Adam rannte. Rannte gemeinsam mit Luise um sein Leben. Nein, er würde nicht in diesem Tempel verrecken. Nicht so, nicht heute, davon war er überzeugt. Der Wandel in ihm, einem Symbioten, war nicht länger zu leugnen. Das war wie ein Vertrag, ein Deal, von dem sie beide profitierten. Eine Kooperation, Adam gebührte das Leben, ihm der Tod. Beide würden sie bekommen, was sie wollten. Aber nur, wenn er diesen Scheiß überlebte.

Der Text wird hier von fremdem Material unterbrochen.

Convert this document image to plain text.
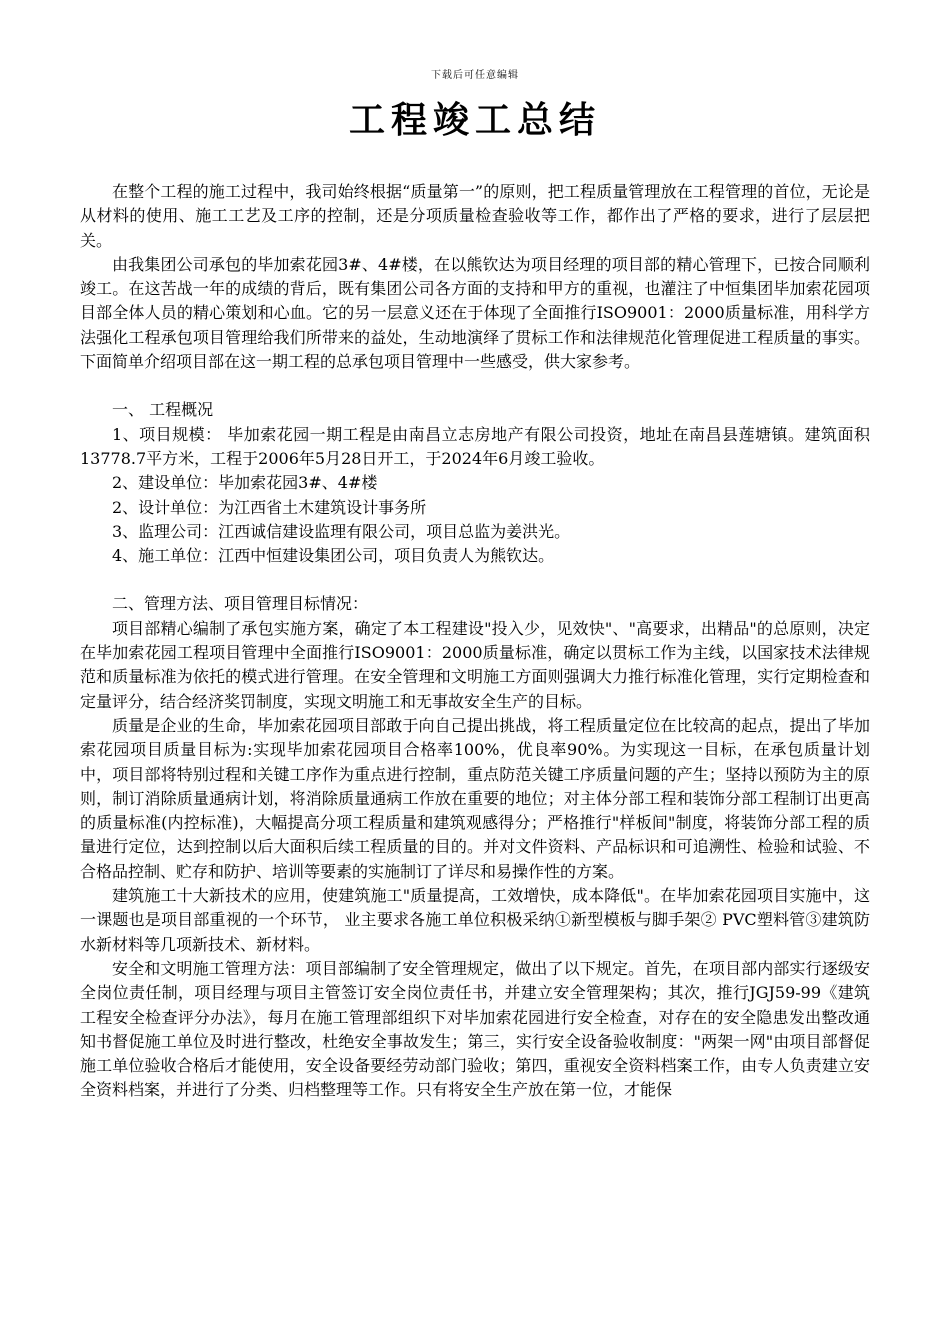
下载后可任意编辑
工程竣工总结

在整个工程的施工过程中，我司始终根据“质量第一”的原则，把工程质量管理放在工程管理的首位，无论是从材料的使用、施工工艺及工序的控制，还是分项质量检查验收等工作，都作出了严格的要求，进行了层层把关。

由我集团公司承包的毕加索花园3#、4#楼，在以熊钦达为项目经理的项目部的精心管理下，已按合同顺利竣工。在这苦战一年的成绩的背后，既有集团公司各方面的支持和甲方的重视，也灌注了中恒集团毕加索花园项目部全体人员的精心策划和心血。它的另一层意义还在于体现了全面推行ISO9001：2000质量标准，用科学方法强化工程承包项目管理给我们所带来的益处，生动地演绎了贯标工作和法律规范化管理促进工程质量的事实。下面简单介绍项目部在这一期工程的总承包项目管理中一些感受，供大家参考。

一、 工程概况

1、项目规模： 毕加索花园一期工程是由南昌立志房地产有限公司投资，地址在南昌县莲塘镇。建筑面积13778.7平方米，工程于2006年5月28日开工，于2024年6月竣工验收。

2、建设单位：毕加索花园3#、4#楼

2、设计单位：为江西省土木建筑设计事务所

3、监理公司：江西诚信建设监理有限公司，项目总监为姜洪光。

4、施工单位：江西中恒建设集团公司，项目负责人为熊钦达。

二、管理方法、项目管理目标情况：

项目部精心编制了承包实施方案，确定了本工程建设"投入少，见效快"、"高要求，出精品"的总原则，决定在毕加索花园工程项目管理中全面推行ISO9001：2000质量标准，确定以贯标工作为主线，以国家技术法律规范和质量标准为依托的模式进行管理。在安全管理和文明施工方面则强调大力推行标准化管理，实行定期检查和定量评分，结合经济奖罚制度，实现文明施工和无事故安全生产的目标。

质量是企业的生命，毕加索花园项目部敢于向自己提出挑战，将工程质量定位在比较高的起点，提出了毕加索花园项目质量目标为:实现毕加索花园项目合格率100%，优良率90%。为实现这一目标，在承包质量计划中，项目部将特别过程和关键工序作为重点进行控制，重点防范关键工序质量问题的产生；坚持以预防为主的原则，制订消除质量通病计划，将消除质量通病工作放在重要的地位；对主体分部工程和装饰分部工程制订出更高的质量标准(内控标准)，大幅提高分项工程质量和建筑观感得分；严格推行"样板间"制度，将装饰分部工程的质量进行定位，达到控制以后大面积后续工程质量的目的。并对文件资料、产品标识和可追溯性、检验和试验、不合格品控制、贮存和防护、培训等要素的实施制订了详尽和易操作性的方案。

建筑施工十大新技术的应用，使建筑施工"质量提高，工效增快，成本降低"。在毕加索花园项目实施中，这一课题也是项目部重视的一个环节， 业主要求各施工单位积极采纳①新型模板与脚手架② PVC塑料管③建筑防水新材料等几项新技术、新材料。

安全和文明施工管理方法：项目部编制了安全管理规定，做出了以下规定。首先，在项目部内部实行逐级安全岗位责任制，项目经理与项目主管签订安全岗位责任书，并建立安全管理架构；其次，推行JGJ59-99《建筑工程安全检查评分办法》，每月在施工管理部组织下对毕加索花园进行安全检查，对存在的安全隐患发出整改通知书督促施工单位及时进行整改，杜绝安全事故发生；第三，实行安全设备验收制度："两架一网"由项目部督促施工单位验收合格后才能使用，安全设备要经劳动部门验收；第四，重视安全资料档案工作，由专人负责建立安全资料档案，并进行了分类、归档整理等工作。只有将安全生产放在第一位，才能保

»Da vorne ist der Ausgang!«, rief Luise, die vor ihm herlief. Nackt, das war schon nett anzusehen, kraftvoll und elegant. Als Symbiot wunderte er sich über das angenehme Gefühl, das er verspürte, wenn sie in seiner Nähe war. Das war mehr als pure Körperlichkeit. So eine Menschensache, aber das war okay.

»Weiter!« Eine andere Maxime gab es nicht, Adam wollte so schnell wie möglich diese Pyramide verlassen. Alles andere spielte keine Rolle. Nur raus hier!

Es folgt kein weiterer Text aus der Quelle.